Di luar prestasi akademik, pengalaman berpolitik, dan kapabilitas kepemimpinan, etika atau adab punya peran penting sebagai syarat menjadi calon presiden. Meskipun kebaikan bersifat subjektif, setidaknya molimo bisa dijadikan parameter menentukan kualitas pemimpin di masa mendatang.
Selain tidak melakukan tindakan tercela, tentu juga harus dibarengi dengan perilaku terpuji. Sementara dalam dunia politik, masyarakat lebih membutuhkan sikap tanggung jawab terhadap ucapan politikus (janji politik). Dalam rincian aturan KPU tidak merinci indikator kebaikan pemimpin dari kebiasaan tidak berdusta, menyebarkan fitnah, dan berlaku tidak adil.
Ambiguitas Aturan
Aturan KPU pasal 169 huruf j Undang-undang (UU) Nomor 7 tahun 2017 tentang Pemilu perlu kajian lebih mendalam. Pertama tentang relevansi etika dan kepemimpinan. Kedua tentang orientasi hukum dan agama. Terakhir tentang hermeneutika bahasa. Kejelasan aturan diharapkan tidak menghalangi setiap warga negara untuk punya hak yang sama mencalonkan presiden (di luar alasan politik praktis).

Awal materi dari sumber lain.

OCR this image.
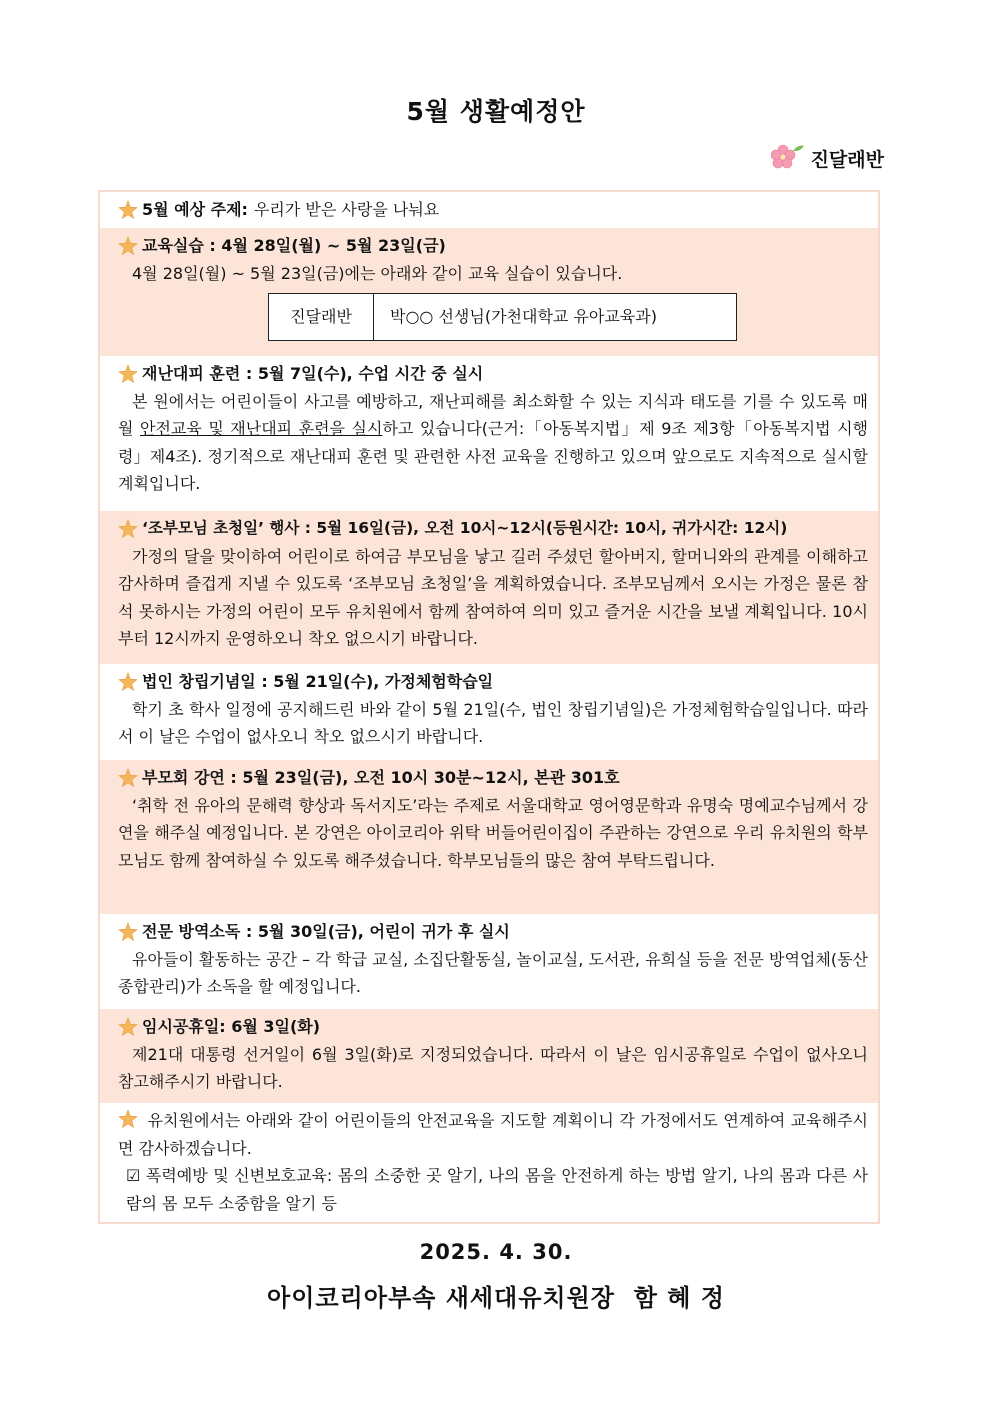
5월 생활예정안
진달래반
5월 예상 주제: 우리가 받은 사랑을 나눠요
교육실습 : 4월 28일(월) ~ 5월 23일(금)
4월 28일(월) ~ 5월 23일(금)에는 아래와 같이 교육 실습이 있습니다.
진달래반	박○○ 선생님(가천대학교 유아교육과)
재난대피 훈련 : 5월 7일(수), 수업 시간 중 실시
본 원에서는 어린이들이 사고를 예방하고, 재난피해를 최소화할 수 있는 지식과 태도를 기를 수 있도록 매월 안전교육 및 재난대피 훈련을 실시하고 있습니다(근거:「아동복지법」제 9조 제3항「아동복지법 시행령」제4조). 정기적으로 재난대피 훈련 및 관련한 사전 교육을 진행하고 있으며 앞으로도 지속적으로 실시할 계획입니다.
‘조부모님 초청일’ 행사 : 5월 16일(금), 오전 10시~12시(등원시간: 10시, 귀가시간: 12시)
가정의 달을 맞이하여 어린이로 하여금 부모님을 낳고 길러 주셨던 할아버지, 할머니와의 관계를 이해하고 감사하며 즐겁게 지낼 수 있도록 ‘조부모님 초청일’을 계획하였습니다. 조부모님께서 오시는 가정은 물론 참석 못하시는 가정의 어린이 모두 유치원에서 함께 참여하여 의미 있고 즐거운 시간을 보낼 계획입니다. 10시부터 12시까지 운영하오니 착오 없으시기 바랍니다.
법인 창립기념일 : 5월 21일(수), 가정체험학습일
학기 초 학사 일정에 공지해드린 바와 같이 5월 21일(수, 법인 창립기념일)은 가정체험학습일입니다. 따라서 이 날은 수업이 없사오니 착오 없으시기 바랍니다.
부모회 강연 : 5월 23일(금), 오전 10시 30분~12시, 본관 301호
‘취학 전 유아의 문해력 향상과 독서지도’라는 주제로 서울대학교 영어영문학과 유명숙 명예교수님께서 강연을 해주실 예정입니다. 본 강연은 아이코리아 위탁 버들어린이집이 주관하는 강연으로 우리 유치원의 학부모님도 함께 참여하실 수 있도록 해주셨습니다. 학부모님들의 많은 참여 부탁드립니다.
전문 방역소독 : 5월 30일(금), 어린이 귀가 후 실시
유아들이 활동하는 공간 – 각 학급 교실, 소집단활동실, 놀이교실, 도서관, 유희실 등을 전문 방역업체(동산종합관리)가 소독을 할 예정입니다.
임시공휴일: 6월 3일(화)
제21대 대통령 선거일이 6월 3일(화)로 지정되었습니다. 따라서 이 날은 임시공휴일로 수업이 없사오니 참고해주시기 바랍니다.
유치원에서는 아래와 같이 어린이들의 안전교육을 지도할 계획이니 각 가정에서도 연계하여 교육해주시면 감사하겠습니다.
☑ 폭력예방 및 신변보호교육: 몸의 소중한 곳 알기, 나의 몸을 안전하게 하는 방법 알기, 나의 몸과 다른 사람의 몸 모두 소중함을 알기 등
2025. 4. 30.
아이코리아부속 새세대유치원장  함 혜 정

Politik di Indonesia masih dipandang sebagai praktik amoral. Perkara fungsi, tujuan, dan perilaku politik yang masih jauh dari konsep demokrasi keadilan. Sikap otoriter pemimpin setelah berkuasa menjadi indikator amoralnya kebijakan politik yang kerap diambil. Padahal esensi dari bermoral adalah memanusiakan manusia, sementara politik mebutakannya. Menjadi pertanyaan bagaimana relasi antara etika seseorang dengan konsep manajemen kepemimpinan politik.
Sedangkan dalam kacamata hukum, aturan tersebut membatasi hak setiap warga negara sebab tidak sulitnya mengetahui perkara belum dan tidaknya perilaku yang pernah dilakukan seseorang. Apakah aturan tersebut hanya diperuntukan untuk orang yang pernah ditangkap polisi karena pernah berjudi, mabuk, narkoba, mencuri, dan berzina?

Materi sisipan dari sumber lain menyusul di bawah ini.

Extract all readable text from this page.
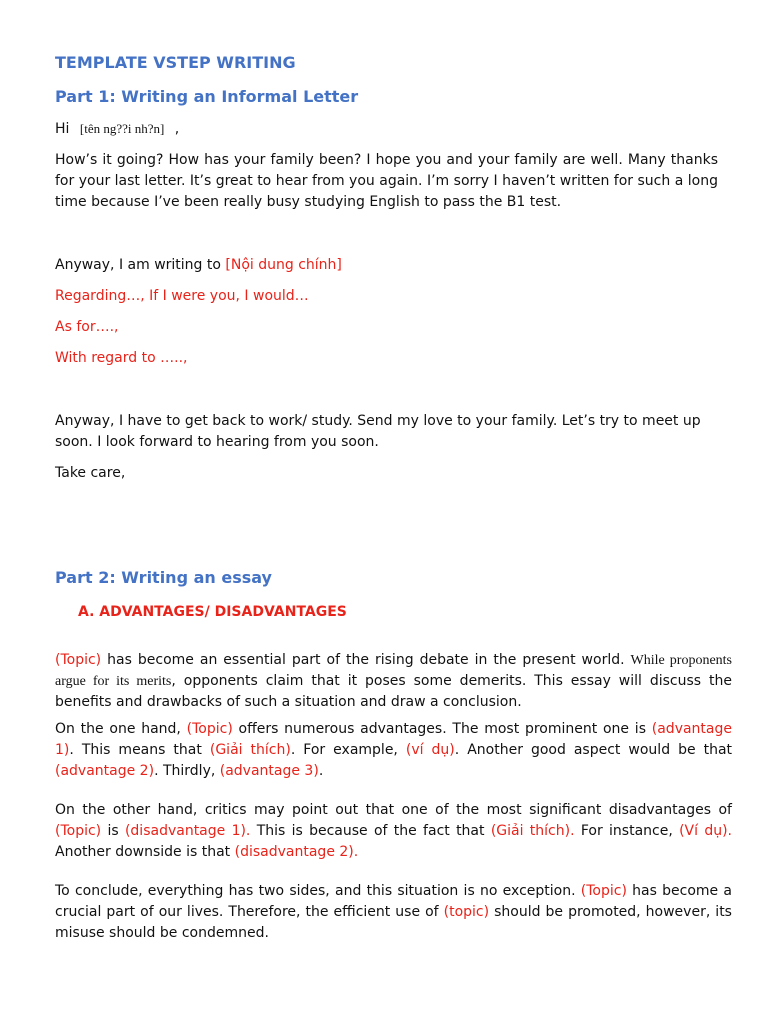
TEMPLATE VSTEP WRITING
Part 1: Writing an Informal Letter

Hi [tên ng??i nh?n] ,

How’s it going? How has your family been? I hope you and your family are well. Many thanks for your last letter. It’s great to hear from you again. I’m sorry I haven’t written for such a long time because I’ve been really busy studying English to pass the B1 test.

Anyway, I am writing to [Nội dung chính]

Regarding…, If I were you, I would…

As for….,

With regard to …..,

Anyway, I have to get back to work/ study. Send my love to your family. Let’s try to meet up soon. I look forward to hearing from you soon.

Take care,

Part 2: Writing an essay
A. ADVANTAGES/ DISADVANTAGES

(Topic) has become an essential part of the rising debate in the present world. While proponents argue for its merits, opponents claim that it poses some demerits. This essay will discuss the benefits and drawbacks of such a situation and draw a conclusion.

On the one hand, (Topic) offers numerous advantages. The most prominent one is (advantage 1). This means that (Giải thích). For example, (ví dụ). Another good aspect would be that (advantage 2). Thirdly, (advantage 3).

On the other hand, critics may point out that one of the most significant disadvantages of (Topic) is (disadvantage 1). This is because of the fact that (Giải thích). For instance, (Ví dụ). Another downside is that (disadvantage 2).

To conclude, everything has two sides, and this situation is no exception. (Topic) has become a crucial part of our lives. Therefore, the efficient use of (topic) should be promoted, however, its misuse should be condemned.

Sementara dalam kacamata agama, aturan tersebut semakin menegaskan representasi dominasi Islam dalam urusan politik dan ketatanegaraan Indonesia. Meskipun molimo bisa dijadikan dalih sebagai parameter moralitas, implementasinya merupakan ajaran-ajaran agama Islam. Pengharaman alkohol tentu tidak diimani semua agama, begitu juga dengan konsep perzinahan.
Dari hermeneutika bahasa, ada beberapa hal yang perlu dijelaskan lebih rinci seperti konsep mencuri, berjudi, mabuk, narkoba, dan zina. Bagaimana batasan tidak boleh mencuri? Seberharga apa sesuatu yang tidak boleh dicuri? Kapan mulai dan berhenti mencuri? Seberapa besar dampak dari pencurian yang dilakukan? Pertanyaan dasar sebagai pertimbangan bahwa hampir semua pasti pernah melakukan praktik pencurian.
Berjudi juga punya tafsir yang kompleks. Kalau belajar teologi Islam atau kajian filsafat, ditakdirkan hidup pun juga bagian dari perjudian. Tidak melulu tentang permainan dengan memakai uang atau barang berharga sebagai taruhan. Kemudian muncul pertanyaan, apakah bermain trading dan investasi di bank juga bagian dari judi?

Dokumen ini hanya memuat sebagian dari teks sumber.